No, but for <style global> specifically, it's recommended to do import "./style.scss" in JS instead as that's faster performance-wise.
So this is a bummer unfortunately, I'd very much rather have the styles in the .svelte file as opposed to a separate .scss file, isn't there a way to combine the functionality of sveltePreprocess and useVitePreprocess either?
But in the case of Vue, even though it uses useVitePreprocess by default, as you said, it also supports things like <style scoped>. (styles are global by default in Vue, unlike Svelte, but that's beside the point)

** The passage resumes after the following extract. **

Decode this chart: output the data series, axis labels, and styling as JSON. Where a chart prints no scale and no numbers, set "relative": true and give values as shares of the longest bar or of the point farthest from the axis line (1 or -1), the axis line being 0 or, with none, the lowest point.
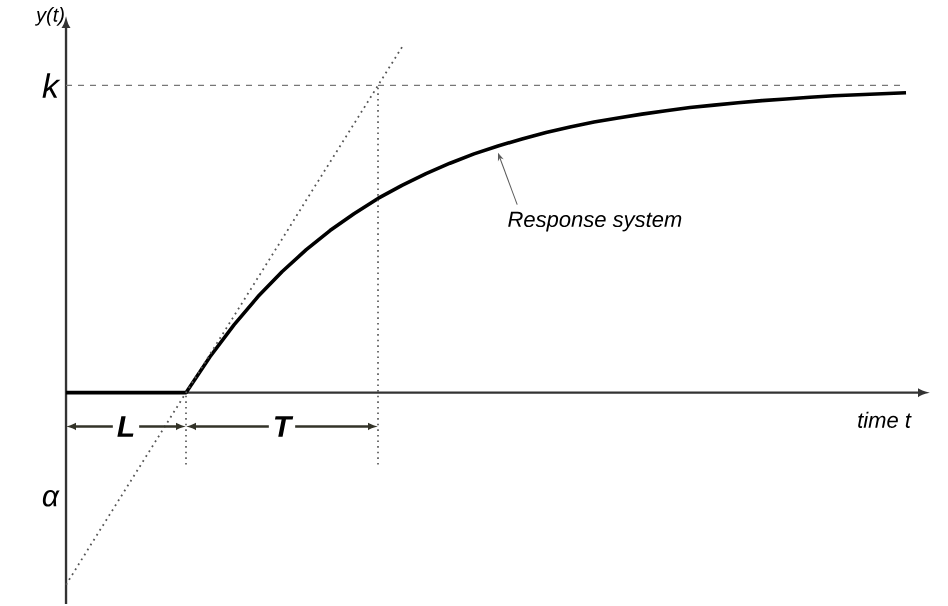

@bluwy Sorry, when I do import "./style.scss" instead of <style global>, it seems like SvelteKit's SSR stops working properly, the styles aren't included in the initial markup and are then added via JavaScript, it seems.
Any ideas?
Update: Apparently SSR only fails to work when it's an .scss file, when it's .css it seems to work as expected. Weird!
Should I create a separate issue for this? Is this a known bug or something?
That will only happen during dev. It behaves correctly after a production build. Consider ignoring it.
Yes, this is known and it's a Vite thing rather than a SvelteKit one, but I do not know if there is an existing issue for it.
I'm having the same issue and I have tried dozens of workarounds of which none of them worked, I have almost given up on this 😒
Here's a workaround for having a global SCSS file (which is why I care about the aliases to begin with) that worked for me based off of the comment by @bluwy above, and another Stack Overflow answer that I can't seem to find again.
With a little more finagling/coding, you could use this to get actual working aliases functional — but this was an easy mod for me just to have a global scss variables repo. Naturally, modify paths/files as necessary to suit your own needs.
Step 1:
Create ./src/styles/global.scss to hold any global styles that you want to use — things that actually output css like resets, body styles, font imports, etc. (be sure to wrap the whole file contents in :global {}. Then import this directly from the app's root file using relative imports, e.g. @import '../../style/global.scss';
Step 2:
Create ./src/styles/vars.scss to hold ONLY scss variables that you want to use globally (I actually only have @imports in this file and split variables up into different files imported from the same directory).
Step 3
Add the following options to the preprocessor in the svelte.config.js file:
preprocess: sveltePreprocess({
scss: {
prependData: `@import '$VARS';`,
importer(url, prev, done) {
if (url === '$VARS') {
return done({ file: './src/style/vars' });
}
return done({ file: prev });
},
},
}),
What's this doing? First, prependData adds the import directive to every style in your app — we are intentionally setting this here to something unique and easily identified. Second the importer looks for our unique string as the url, if it finds it, it replaces it with the path to our vars.scss file; if it doesn't match, it just returns the path that it normally would have generated.
This works because — thankfully, at least in my environment — the file reference injected by the preprocessor becomes relative to the config file (or more likely, the app root) instead of relative to the path of whatever nested component file is getting processed.
svelte-preprocess v5 broke the async importer using done for me, switched to
preprocess: sveltePreprocess({
scss: {
prependData: `@import '$VARS';`,
importer(url, prev) {
if (url === '$VARS') {
return { file: './src/style/vars' };
}
return { file: prev };
},
},
}),
I think this is supported now with the new vitePreprocess API.